Polanski nie ma ataku
Borussia Moenchengladbach w fatalny sposób weszła w ten sezon: po trzech meczach Bundesligi ma jeden punkt, zero strzelonych goli i pięć straconych bramek. Zarząd klubu nie czekał długo i postanowił szukać nowego impulsu, zwalniając Gerardo Soeane’a. Jako że była to sytuacja dynamiczna, nie był przygotowany żaden następca szkoleniowca. Władze postanowiły zatem zaufać Eugenowi Polanskiemu, który w strukturach ich klubu jest nieprzerwanie od 2019 roku.
Były reprezentant Polski gdy tylko zakończył karierę piłkarską, szybko rozpoczął pracę jako szkoleniowiec w akademii Borussii Moenchengladbach. W ostatnich trzech latach prowadził ich rezerwy, czekając na potencjalną szansę w pierwszym zespole. Gdy ta już nadeszła, można było się spodziewać, że sytuacja w klubie nie będzie najlepsza. Najgorszym aspektem pozostają kontuzje.

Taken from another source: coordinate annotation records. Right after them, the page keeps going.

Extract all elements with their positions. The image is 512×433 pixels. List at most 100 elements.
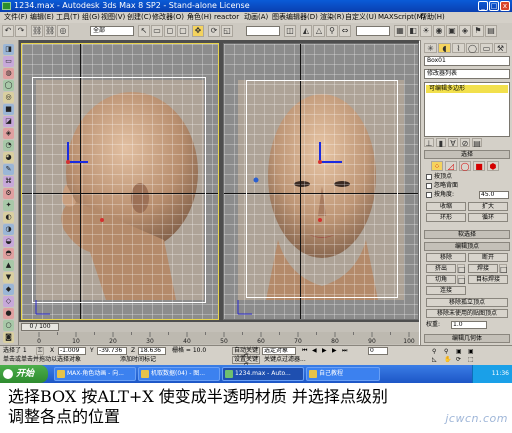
element-level-icon[interactable]: ⬢ bbox=[487, 161, 499, 171]
by-vertex-checkbox[interactable] bbox=[426, 174, 432, 180]
align-button[interactable]: △ bbox=[313, 25, 325, 37]
tool-icon-14[interactable]: ✦ bbox=[3, 200, 14, 211]
connect-button[interactable]: 连接 bbox=[426, 286, 466, 295]
render-type-button[interactable]: ◈ bbox=[459, 25, 471, 37]
play-icon[interactable]: ▶ bbox=[322, 347, 327, 355]
frame-indicator[interactable]: 0 / 100 bbox=[21, 323, 59, 331]
scale-icon[interactable]: ◱ bbox=[221, 25, 233, 37]
extrude-settings-icon[interactable]: □ bbox=[457, 264, 466, 274]
previous-frame-icon[interactable]: ◀ bbox=[312, 347, 317, 355]
menu-help[interactable]: 帮助(H) bbox=[420, 12, 445, 23]
gizmo-side[interactable] bbox=[22, 44, 218, 319]
task-max-character-animation[interactable]: MAX-角色动画 - 向... bbox=[54, 367, 136, 381]
tool-icon-25[interactable]: ◙ bbox=[3, 332, 14, 343]
track-bar[interactable]: 0 10 20 30 40 50 60 70 80 90 100 bbox=[19, 332, 419, 344]
extrude-button[interactable]: 挤出 bbox=[426, 264, 456, 273]
zoom-extents-icon[interactable]: ▣ bbox=[456, 348, 462, 356]
tool-icon-7[interactable]: ◪ bbox=[3, 116, 14, 127]
close-button[interactable]: x bbox=[500, 1, 510, 11]
tool-icon-23[interactable]: ● bbox=[3, 308, 14, 319]
tool-icon-11[interactable]: ✎ bbox=[3, 164, 14, 175]
pin-stack-icon[interactable]: ⊥ bbox=[424, 138, 434, 148]
key-filters-button[interactable]: 关键点过滤器... bbox=[264, 356, 306, 364]
motion-tab-icon[interactable]: ◯ bbox=[466, 43, 479, 53]
angle-spinner[interactable]: 45.0 bbox=[479, 191, 509, 199]
mirror-button[interactable]: ◭ bbox=[300, 25, 312, 37]
menu-create[interactable]: 创建(C) bbox=[127, 12, 151, 23]
rollout-edit-geometry[interactable]: 编辑几何体 bbox=[424, 334, 510, 343]
tool-icon-8[interactable]: ◈ bbox=[3, 128, 14, 139]
menu-customize[interactable]: 自定义(U) bbox=[345, 12, 377, 23]
hierarchy-tab-icon[interactable]: ⌇ bbox=[452, 43, 465, 53]
menu-file[interactable]: 文件(F) bbox=[4, 12, 28, 23]
vertex-level-icon[interactable]: ⁘ bbox=[431, 161, 443, 171]
undo-button[interactable]: ↶ bbox=[2, 25, 14, 37]
curve-editor-button[interactable]: ▦ bbox=[394, 25, 406, 37]
current-frame-field[interactable]: 0 bbox=[368, 347, 388, 355]
menu-reactor[interactable]: reactor bbox=[214, 12, 239, 23]
weld-button[interactable]: 焊接 bbox=[468, 264, 498, 273]
task-3dsmax[interactable]: 1234.max - Auto... bbox=[222, 367, 304, 381]
bind-space-warp-button[interactable]: ◎ bbox=[57, 25, 69, 37]
select-by-name-button[interactable]: ▭ bbox=[151, 25, 163, 37]
reference-coordinate-dropdown[interactable] bbox=[246, 26, 280, 36]
menu-character[interactable]: 角色(H) bbox=[187, 12, 212, 23]
tool-icon-19[interactable]: ▲ bbox=[3, 260, 14, 271]
menu-graph-editors[interactable]: 图表编辑器(D) bbox=[272, 12, 318, 23]
object-name-field[interactable]: Box01 bbox=[424, 56, 510, 66]
schematic-view-button[interactable]: ◧ bbox=[407, 25, 419, 37]
gizmo-front[interactable] bbox=[224, 44, 418, 319]
task-own-tutorial[interactable]: 自己教程 bbox=[306, 367, 380, 381]
show-end-result-icon[interactable]: ▮ bbox=[436, 138, 446, 148]
menu-maxscript[interactable]: MAXScript(M) bbox=[378, 12, 425, 23]
tool-icon-20[interactable]: ▼ bbox=[3, 272, 14, 283]
by-angle-checkbox[interactable] bbox=[426, 192, 432, 198]
tool-icon-22[interactable]: ◇ bbox=[3, 296, 14, 307]
redo-button[interactable]: ↷ bbox=[15, 25, 27, 37]
z-coordinate-field[interactable]: 18.636 bbox=[138, 347, 166, 355]
tool-icon-13[interactable]: ⚙ bbox=[3, 188, 14, 199]
menu-rendering[interactable]: 渲染(R) bbox=[320, 12, 344, 23]
ring-button[interactable]: 环形 bbox=[426, 213, 466, 222]
render-scene-button[interactable]: ◉ bbox=[433, 25, 445, 37]
menu-tools[interactable]: 工具(T) bbox=[56, 12, 80, 23]
go-to-end-icon[interactable]: ⏭ bbox=[342, 347, 347, 355]
rollout-selection[interactable]: 选择 bbox=[424, 150, 510, 159]
tool-icon-17[interactable]: ◒ bbox=[3, 236, 14, 247]
add-time-tag[interactable]: 添加时间标记 bbox=[120, 356, 156, 364]
remove-unused-map-vertices-button[interactable]: 移除未使用的贴图顶点 bbox=[426, 309, 508, 318]
zoom-extents-all-icon[interactable]: ▣ bbox=[468, 348, 474, 356]
modifier-list-dropdown[interactable]: 修改器列表 bbox=[424, 69, 510, 79]
x-coordinate-field[interactable]: -1.009 bbox=[58, 347, 86, 355]
tool-icon-10[interactable]: ◕ bbox=[3, 152, 14, 163]
configure-sets-icon[interactable]: ▤ bbox=[472, 138, 482, 148]
quick-render-button[interactable]: ▣ bbox=[446, 25, 458, 37]
maximize-button[interactable]: □ bbox=[489, 1, 499, 11]
tool-icon-21[interactable]: ◆ bbox=[3, 284, 14, 295]
angle-snap-button[interactable]: ⇔ bbox=[339, 25, 351, 37]
tool-icon-24[interactable]: ○ bbox=[3, 320, 14, 331]
select-and-move-button[interactable]: ✥ bbox=[192, 25, 204, 37]
modifier-stack[interactable]: 可编辑多边形 bbox=[424, 82, 510, 137]
orbit-icon[interactable]: ⟳ bbox=[456, 356, 461, 364]
display-tab-icon[interactable]: ▭ bbox=[480, 43, 493, 53]
link-button[interactable]: ⛓ bbox=[31, 25, 43, 37]
menu-animation[interactable]: 动画(A) bbox=[244, 12, 268, 23]
break-button[interactable]: 断开 bbox=[468, 253, 508, 262]
zoom-all-icon[interactable]: ⚲ bbox=[444, 348, 448, 356]
set-key-button[interactable]: 设置关键点 bbox=[232, 356, 260, 369]
tool-icon-1[interactable]: ◨ bbox=[3, 44, 14, 55]
make-unique-icon[interactable]: ∀ bbox=[448, 138, 458, 148]
edge-level-icon[interactable]: ◿ bbox=[445, 161, 457, 171]
tool-icon-4[interactable]: ◯ bbox=[3, 80, 14, 91]
start-button[interactable]: 开始 bbox=[0, 365, 48, 383]
window-crossing-button[interactable]: ▢ bbox=[177, 25, 189, 37]
task-data-capture[interactable]: 机取数据(04) - 图... bbox=[138, 367, 220, 381]
utilities-tab-icon[interactable]: ⚒ bbox=[494, 43, 507, 53]
tool-icon-12[interactable]: ⌘ bbox=[3, 176, 14, 187]
tool-icon-18[interactable]: ◓ bbox=[3, 248, 14, 259]
minimize-button[interactable]: _ bbox=[478, 1, 488, 11]
named-selection-field[interactable] bbox=[356, 26, 390, 36]
select-object-button[interactable]: ↖ bbox=[138, 25, 150, 37]
lock-selection-icon[interactable]: ⚿ bbox=[36, 347, 44, 355]
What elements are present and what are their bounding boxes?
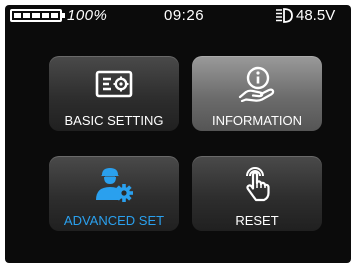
user-gear-icon bbox=[96, 168, 133, 202]
touch-hand-icon bbox=[246, 167, 270, 202]
information-button[interactable]: INFORMATION bbox=[192, 56, 322, 131]
battery-percent: 100% bbox=[67, 7, 108, 24]
battery-icon bbox=[10, 9, 62, 22]
headlight-icon bbox=[276, 8, 293, 23]
status-bar: 100% 09:26 48.5V bbox=[5, 5, 351, 31]
battery-cell bbox=[23, 13, 31, 18]
battery-cell bbox=[50, 13, 59, 18]
battery-tip bbox=[62, 13, 65, 18]
basic-setting-button[interactable]: BASIC SETTING bbox=[49, 56, 179, 131]
battery-cell bbox=[14, 13, 22, 18]
settings-card-icon bbox=[95, 70, 133, 98]
reset-button[interactable]: RESET bbox=[192, 156, 322, 231]
battery-cell bbox=[32, 13, 40, 18]
advanced-set-button[interactable]: ADVANCED SET bbox=[49, 156, 179, 231]
clock: 09:26 bbox=[164, 7, 205, 24]
information-label: INFORMATION bbox=[211, 113, 303, 128]
info-hand-icon bbox=[238, 66, 275, 102]
reset-label: RESET bbox=[235, 213, 279, 228]
voltage-readout: 48.5V bbox=[296, 7, 336, 24]
basic-setting-label: BASIC SETTING bbox=[64, 113, 164, 128]
display-screen: 100% 09:26 48.5V BASIC SETTING INFORMATI… bbox=[5, 5, 351, 263]
battery-cell bbox=[41, 13, 49, 18]
advanced-set-label: ADVANCED SET bbox=[63, 213, 165, 228]
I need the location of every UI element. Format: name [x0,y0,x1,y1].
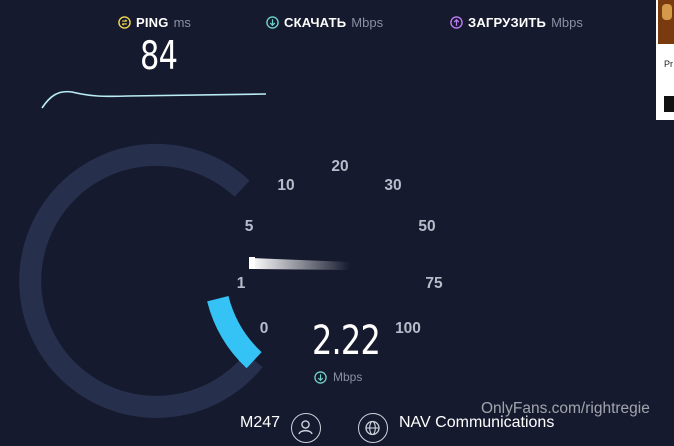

W ostatnim czasie łąkotkę w kolanie uszkodził Robin Hack, podstawowy lewy skrzydłowy Borussii. Niedostępny pozostaje także Tim Kleindienst, główny środkowy napastnik drużyny, jak i jej kapitan. Przy sprzedaży Alassane’a Plei do PSV, wyszło na to, że Eugen Polanski nie ma do dyspozycji żadnego z nominalnych atakujących zespołu z poprzedniego sezonu. A to nie koniec złych wieści. Urazu bowiem doznał także Franck Honorat, który na starcie tej kampanii był podstawowym prawym skrzydłowym Borussii Moenchengladbach. — Można się tylko nogą przeżegnać… – podsumowuje Tomasz Urban.
Pierwszym wyzwaniem Eugena Polanskiego będzie wyjazdowy mecz z Bayernem Leverkusen, który rozpocznie się w niedzielę o godzinie 17:30.